Porolon & CircuitChic
Porolon Porolon
Yo CircuitChic, just turned a busted toaster into a streaming unit—ESP32, tiny camera, and a meme‑ready toast‑progress overlay. The power draw spikes like a rogue squirrel, can you help debug that without making me late again?
CircuitChic CircuitChic
Sounds like the ESP32 is dragging the whole toaster’s power rail down. First thing: check that you’re feeding the ESP32 its own 3.3 V regulator from a clean source, not the toaster’s 120 V‑to‑12 V adapter.
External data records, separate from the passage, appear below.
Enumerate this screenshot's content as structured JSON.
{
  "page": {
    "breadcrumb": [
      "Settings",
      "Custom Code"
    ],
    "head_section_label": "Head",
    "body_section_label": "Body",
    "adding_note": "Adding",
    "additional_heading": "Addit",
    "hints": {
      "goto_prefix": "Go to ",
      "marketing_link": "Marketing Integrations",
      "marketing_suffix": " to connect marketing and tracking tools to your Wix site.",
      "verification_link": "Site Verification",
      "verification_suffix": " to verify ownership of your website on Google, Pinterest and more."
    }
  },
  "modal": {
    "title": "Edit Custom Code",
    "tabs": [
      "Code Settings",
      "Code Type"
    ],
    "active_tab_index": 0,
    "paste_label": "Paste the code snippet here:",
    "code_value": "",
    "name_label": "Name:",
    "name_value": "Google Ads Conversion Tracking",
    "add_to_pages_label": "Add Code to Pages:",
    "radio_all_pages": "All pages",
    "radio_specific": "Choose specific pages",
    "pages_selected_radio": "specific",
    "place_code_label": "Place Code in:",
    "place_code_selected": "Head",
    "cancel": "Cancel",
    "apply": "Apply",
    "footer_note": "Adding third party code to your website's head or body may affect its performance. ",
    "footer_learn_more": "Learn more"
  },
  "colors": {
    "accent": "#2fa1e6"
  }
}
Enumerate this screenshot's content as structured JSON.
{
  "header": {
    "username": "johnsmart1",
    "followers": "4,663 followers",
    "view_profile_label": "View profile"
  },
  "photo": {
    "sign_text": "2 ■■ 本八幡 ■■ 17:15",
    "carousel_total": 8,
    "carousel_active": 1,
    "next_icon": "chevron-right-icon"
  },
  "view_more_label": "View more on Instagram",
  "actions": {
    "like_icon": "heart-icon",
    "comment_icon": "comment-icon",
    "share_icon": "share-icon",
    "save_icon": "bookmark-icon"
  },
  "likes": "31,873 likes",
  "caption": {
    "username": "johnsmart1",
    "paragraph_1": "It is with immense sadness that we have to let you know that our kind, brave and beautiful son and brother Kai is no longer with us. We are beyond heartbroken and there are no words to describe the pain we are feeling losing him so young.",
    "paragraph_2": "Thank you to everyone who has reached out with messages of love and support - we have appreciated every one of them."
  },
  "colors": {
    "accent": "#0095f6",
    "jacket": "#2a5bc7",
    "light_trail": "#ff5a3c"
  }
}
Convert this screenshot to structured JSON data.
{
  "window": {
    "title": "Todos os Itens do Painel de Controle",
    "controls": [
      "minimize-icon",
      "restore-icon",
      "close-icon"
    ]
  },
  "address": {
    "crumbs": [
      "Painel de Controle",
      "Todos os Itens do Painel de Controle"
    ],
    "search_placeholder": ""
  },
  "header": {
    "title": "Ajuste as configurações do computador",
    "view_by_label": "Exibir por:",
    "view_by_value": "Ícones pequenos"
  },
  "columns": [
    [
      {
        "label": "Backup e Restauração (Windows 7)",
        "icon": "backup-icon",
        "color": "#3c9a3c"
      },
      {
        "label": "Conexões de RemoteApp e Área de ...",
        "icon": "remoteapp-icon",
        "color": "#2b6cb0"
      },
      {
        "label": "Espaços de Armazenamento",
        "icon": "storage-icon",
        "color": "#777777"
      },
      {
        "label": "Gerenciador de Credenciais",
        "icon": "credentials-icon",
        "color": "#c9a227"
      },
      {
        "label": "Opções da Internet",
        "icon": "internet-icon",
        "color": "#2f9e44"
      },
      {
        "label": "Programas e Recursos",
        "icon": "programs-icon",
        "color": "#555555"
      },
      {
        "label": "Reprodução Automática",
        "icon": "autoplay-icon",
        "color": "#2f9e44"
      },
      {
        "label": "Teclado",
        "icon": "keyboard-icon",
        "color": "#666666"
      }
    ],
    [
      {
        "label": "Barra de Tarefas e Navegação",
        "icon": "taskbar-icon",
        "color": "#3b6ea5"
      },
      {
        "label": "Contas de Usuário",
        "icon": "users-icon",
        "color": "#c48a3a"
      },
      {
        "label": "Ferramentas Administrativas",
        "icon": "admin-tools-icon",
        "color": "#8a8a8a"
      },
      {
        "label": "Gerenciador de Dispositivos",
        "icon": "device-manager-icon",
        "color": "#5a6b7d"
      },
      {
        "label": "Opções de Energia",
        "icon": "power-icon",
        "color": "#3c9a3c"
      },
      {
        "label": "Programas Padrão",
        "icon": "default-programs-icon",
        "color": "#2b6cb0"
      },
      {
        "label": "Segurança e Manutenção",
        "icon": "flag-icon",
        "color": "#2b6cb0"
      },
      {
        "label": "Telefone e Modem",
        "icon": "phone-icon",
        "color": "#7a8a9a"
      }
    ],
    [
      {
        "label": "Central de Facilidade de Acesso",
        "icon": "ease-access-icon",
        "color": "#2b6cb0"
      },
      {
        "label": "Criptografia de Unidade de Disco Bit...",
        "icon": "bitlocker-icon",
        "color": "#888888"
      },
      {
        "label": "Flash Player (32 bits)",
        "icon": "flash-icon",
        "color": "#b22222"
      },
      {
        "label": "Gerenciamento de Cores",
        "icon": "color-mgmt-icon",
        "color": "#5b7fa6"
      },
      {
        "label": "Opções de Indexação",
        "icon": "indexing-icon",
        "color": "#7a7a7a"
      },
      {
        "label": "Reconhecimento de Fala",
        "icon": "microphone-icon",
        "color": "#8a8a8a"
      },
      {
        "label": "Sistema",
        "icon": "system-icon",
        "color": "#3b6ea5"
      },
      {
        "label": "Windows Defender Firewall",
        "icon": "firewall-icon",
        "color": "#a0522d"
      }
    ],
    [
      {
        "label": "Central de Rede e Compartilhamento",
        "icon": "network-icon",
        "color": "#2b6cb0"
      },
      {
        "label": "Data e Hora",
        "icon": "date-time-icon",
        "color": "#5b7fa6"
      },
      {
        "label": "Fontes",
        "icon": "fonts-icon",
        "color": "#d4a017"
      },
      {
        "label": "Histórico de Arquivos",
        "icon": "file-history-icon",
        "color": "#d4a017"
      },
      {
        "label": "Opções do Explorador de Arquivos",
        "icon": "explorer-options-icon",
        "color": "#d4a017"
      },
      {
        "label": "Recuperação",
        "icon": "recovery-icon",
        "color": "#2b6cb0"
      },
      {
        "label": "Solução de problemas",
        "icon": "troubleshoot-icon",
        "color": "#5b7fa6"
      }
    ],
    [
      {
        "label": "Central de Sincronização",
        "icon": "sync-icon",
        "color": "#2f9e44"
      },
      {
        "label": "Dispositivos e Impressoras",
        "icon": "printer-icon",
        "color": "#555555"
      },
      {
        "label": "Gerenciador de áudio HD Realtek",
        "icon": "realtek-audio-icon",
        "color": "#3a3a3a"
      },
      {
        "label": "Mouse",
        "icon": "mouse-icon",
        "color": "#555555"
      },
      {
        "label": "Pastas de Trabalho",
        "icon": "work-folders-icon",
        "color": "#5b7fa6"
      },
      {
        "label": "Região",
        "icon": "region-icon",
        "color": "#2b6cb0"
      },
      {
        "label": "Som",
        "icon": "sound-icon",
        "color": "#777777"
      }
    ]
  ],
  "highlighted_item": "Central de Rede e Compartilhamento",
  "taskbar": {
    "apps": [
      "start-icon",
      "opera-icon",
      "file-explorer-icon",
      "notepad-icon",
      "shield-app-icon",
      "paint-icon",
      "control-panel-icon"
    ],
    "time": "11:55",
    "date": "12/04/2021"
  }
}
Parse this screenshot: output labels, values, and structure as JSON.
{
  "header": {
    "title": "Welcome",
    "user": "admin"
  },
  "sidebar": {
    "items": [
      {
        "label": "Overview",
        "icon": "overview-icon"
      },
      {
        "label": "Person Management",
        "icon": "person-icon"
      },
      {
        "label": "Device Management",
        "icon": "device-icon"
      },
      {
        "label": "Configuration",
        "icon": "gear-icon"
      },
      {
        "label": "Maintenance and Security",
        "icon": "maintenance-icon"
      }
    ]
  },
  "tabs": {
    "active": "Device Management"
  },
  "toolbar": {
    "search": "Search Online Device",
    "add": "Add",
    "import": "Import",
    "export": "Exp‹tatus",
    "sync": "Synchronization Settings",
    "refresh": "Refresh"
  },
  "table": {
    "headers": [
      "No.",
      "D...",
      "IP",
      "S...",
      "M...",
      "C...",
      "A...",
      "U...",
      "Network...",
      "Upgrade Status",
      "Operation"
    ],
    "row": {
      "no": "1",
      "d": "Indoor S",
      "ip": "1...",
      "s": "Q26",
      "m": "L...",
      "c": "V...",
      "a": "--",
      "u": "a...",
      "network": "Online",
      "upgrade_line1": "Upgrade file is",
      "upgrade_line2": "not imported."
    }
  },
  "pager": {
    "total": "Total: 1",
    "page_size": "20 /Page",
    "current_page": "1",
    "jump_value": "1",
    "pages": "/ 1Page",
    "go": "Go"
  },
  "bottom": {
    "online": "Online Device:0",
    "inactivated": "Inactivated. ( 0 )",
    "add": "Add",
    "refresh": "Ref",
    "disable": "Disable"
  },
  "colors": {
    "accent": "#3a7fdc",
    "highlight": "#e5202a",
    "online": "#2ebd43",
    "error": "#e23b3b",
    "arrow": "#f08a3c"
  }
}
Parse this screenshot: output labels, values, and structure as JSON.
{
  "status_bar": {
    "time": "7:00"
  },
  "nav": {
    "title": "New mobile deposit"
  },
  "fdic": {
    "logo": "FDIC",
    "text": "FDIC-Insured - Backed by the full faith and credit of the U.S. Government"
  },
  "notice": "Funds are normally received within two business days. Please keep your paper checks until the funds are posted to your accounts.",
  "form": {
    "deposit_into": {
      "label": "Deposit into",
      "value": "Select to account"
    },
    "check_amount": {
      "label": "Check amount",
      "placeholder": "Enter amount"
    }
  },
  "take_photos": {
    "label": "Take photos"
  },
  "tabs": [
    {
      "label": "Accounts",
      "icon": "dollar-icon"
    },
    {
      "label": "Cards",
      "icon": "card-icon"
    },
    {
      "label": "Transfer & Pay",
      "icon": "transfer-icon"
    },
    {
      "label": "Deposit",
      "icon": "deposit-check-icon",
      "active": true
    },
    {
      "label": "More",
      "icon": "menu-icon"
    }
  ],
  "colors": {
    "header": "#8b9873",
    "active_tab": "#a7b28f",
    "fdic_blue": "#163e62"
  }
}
If you’re using a buck from 12 V to 3.3 V, make sure it’s rated for the current the camera, Wi‑Fi and any LED backlight draw. Add a 100 µF bulk cap at the regulator output and a 0.1 µF ceramic right at the ESP32’s 3.3 V pin. Ground the camera and the ESP32 together, but keep the toaster’s mains wiring isolated. If the spike still shows up, place a 10 nF filter cap on the 5 V line feeding the camera and a 22 µH in series to suppress transients. Finally, monitor the voltage with a DMM while the ESP32 wakes up and checks the current draw with a shunt or a current probe; that will pinpoint whether the issue is the regulator, the camera, or the toaster’s own voltage drop. Once you isolate the culprit, swap in a higher‑current regulator or a dedicated power path for the camera, and the rogue squirrel should quiet down.